Arcs Formed by Tangents & Secants Which Intersect at an External Point

In this video, we are going to look at arcs formed by tangents and/or secants which intersect at an external point.

Given a circle and external point $P$ , let’s draw two secants coming from $P$ . These two lines intersect the circle and form two arcs. Let’s label the larger arc $x$ and the smaller arc $y$ .
$m\angle{P}=\frac{x-y}{2}$

If the measure of the arcs were 100 and 40, then we can find the measure of angle $P$ by doing:
$m\angle{P}=\frac{100-40}{2}=\frac{60}{2}=30$

If the large arc was 100, angle $P$ was 20, and the smaller arc was missing then we can find the smaller arc by:
$20=\frac{100-y}{2}$
$40=100-y$
$-60=-y$
$60=y$

Another variation of this type of question would include a secant line and a tangent line from point $P$ . We still have a larger arc and a smaller arc, labeled as $x$ and $y$ . We still use the same formula to solve for missing values. The only difference is that now we don’t have a missing arc near the top of the circle.

The last variation would have two tangent lines from point $P$ . We still have a larger arc and a smaller arc, labeled as $x$ and $y$ . We still use the same formula to solve for missing values. The only difference is that now we don’t have any missing arcs. This means that the two arcs, $x$ and $y$ , added together would equal 360 since they cover the entirety of the circle.

Video-Lesson Transcript

Let’s take a look at intercepted arcs formed by tangents and secants which intersect at an external point.

We have a circle and an external point $P$ .

Let’s draw two secant lines coming from $P$ .

These two tangent lines intercept the circle and form two arcs.

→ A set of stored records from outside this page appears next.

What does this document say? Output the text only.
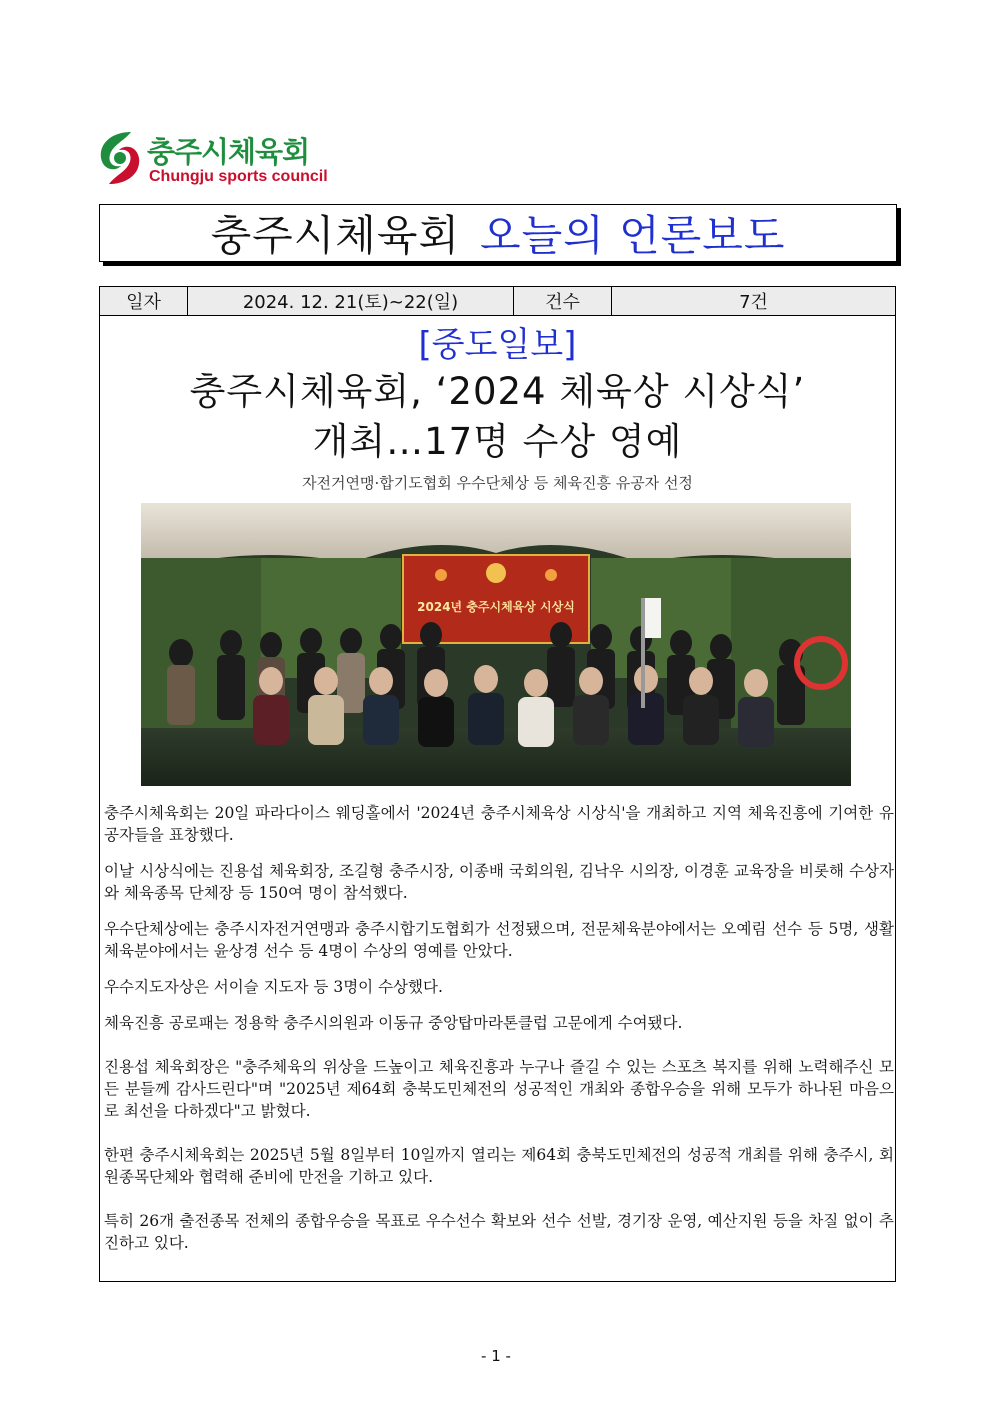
충주시체육회
Chungju sports council
충주시체육회 오늘의 언론보도
일자	2024. 12. 21(토)~22(일)	건수	7건
[중도일보]
충주시체육회, ‘2024 체육상 시상식’
개최…17명 수상 영예
자전거연맹·합기도협회 우수단체상 등 체육진흥 유공자 선정
2024년 충주시체육상 시상식

충주시체육회는 20일 파라다이스 웨딩홀에서 '2024년 충주시체육상 시상식'을 개최하고 지역 체육진흥에 기여한 유공자들을 표창했다.

이날 시상식에는 진용섭 체육회장, 조길형 충주시장, 이종배 국회의원, 김낙우 시의장, 이경훈 교육장을 비롯해 수상자와 체육종목 단체장 등 150여 명이 참석했다.

우수단체상에는 충주시자전거연맹과 충주시합기도협회가 선정됐으며, 전문체육분야에서는 오예림 선수 등 5명, 생활체육분야에서는 윤상경 선수 등 4명이 수상의 영예를 안았다.

우수지도자상은 서이슬 지도자 등 3명이 수상했다.

체육진흥 공로패는 정용학 충주시의원과 이동규 중앙탑마라톤클럽 고문에게 수여됐다.

진용섭 체육회장은 "충주체육의 위상을 드높이고 체육진흥과 누구나 즐길 수 있는 스포츠 복지를 위해 노력해주신 모든 분들께 감사드린다"며 "2025년 제64회 충북도민체전의 성공적인 개최와 종합우승을 위해 모두가 하나된 마음으로 최선을 다하겠다"고 밝혔다.

한편 충주시체육회는 2025년 5월 8일부터 10일까지 열리는 제64회 충북도민체전의 성공적 개최를 위해 충주시, 회원종목단체와 협력해 준비에 만전을 기하고 있다.

특히 26개 출전종목 전체의 종합우승을 목표로 우수선수 확보와 선수 선발, 경기장 운영, 예산지원 등을 차질 없이 추진하고 있다.

- 1 -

One arc is $x^{\circ}$ and another arc intercepted is $y^{\circ}$ .
And we have angle $P$ . The measure of angle $P$ is

$m\angle P = \dfrac{x - y}{2}$

The measure of large arc minus small arc divided by two will give us the measurement of the angle.

For example,

$x = 100^{\circ}$

$y = 40^{\circ}$

We can find the measure of angle $P$ simply by doing:

$m\angle P = \dfrac{100 - 40}{2}$

$m\angle P = \dfrac{60}{2}$

$m\angle P = 30$

Let’s look at another example.

The measure of the large arc is $100^{\circ}$ , the measure of the small arc is missing, and angle $P$ is $20^{\circ}$ .

Using the formula:

$m\angle P = \dfrac{x - y}{2}$

$20 = \dfrac{100 - y}{2}$

$20 \times 2= \dfrac{100 - y}{2} \times 2$

$40 = 100 - y$

$40 - 100 = 100 - 100 - y$

$-60 = - y$

$\dfrac{-60}{-1} = \dfrac{-y}{-1}$

$60 = y$

So, the measure of the small arc is $60^{\circ}$ .

This is another variation of this type of question involving two types of secants. Except in this variation we have a tangent in the secant.

From point $P$ , we’ll draw a tangent line, not a secant. Then draw a second line which is a secant.

Still, we have a large arc which is $x^{\circ}$ and a smaller arc which is $y^{\circ}$ .

Same exact set-up. Same formula. Except now, we don’t have a missing arc in between.

One arc goes all the way to the point of the tangent line. And the other arc starts at that spot and goes all the way down.

We still have the same formula.

$m\angle P = \dfrac{x - y}{2}$

And the last variation is when we have a circle and an external point $P$ .

Here, we have two tangent lines.

The large arc starts at the top and goes all way around up to this point which we’ll call arc $x^{\circ}$ . And the smaller arc picks up at one tangent point and goes to the other tangent point which we’ll call $y^{\circ}$ .

And we still have the same formula.

$m\angle P = \dfrac{x - y}{2}$

Something you’ll notice on this diagram is if you follow $x$ all the way around into $y$ and back, you’ll see that they are connected.

They actually create a full circle.

This means that arc $x$ plus arc $y$ is going to add up to $360^{\circ}$ .

$x + y = 360^{\circ}$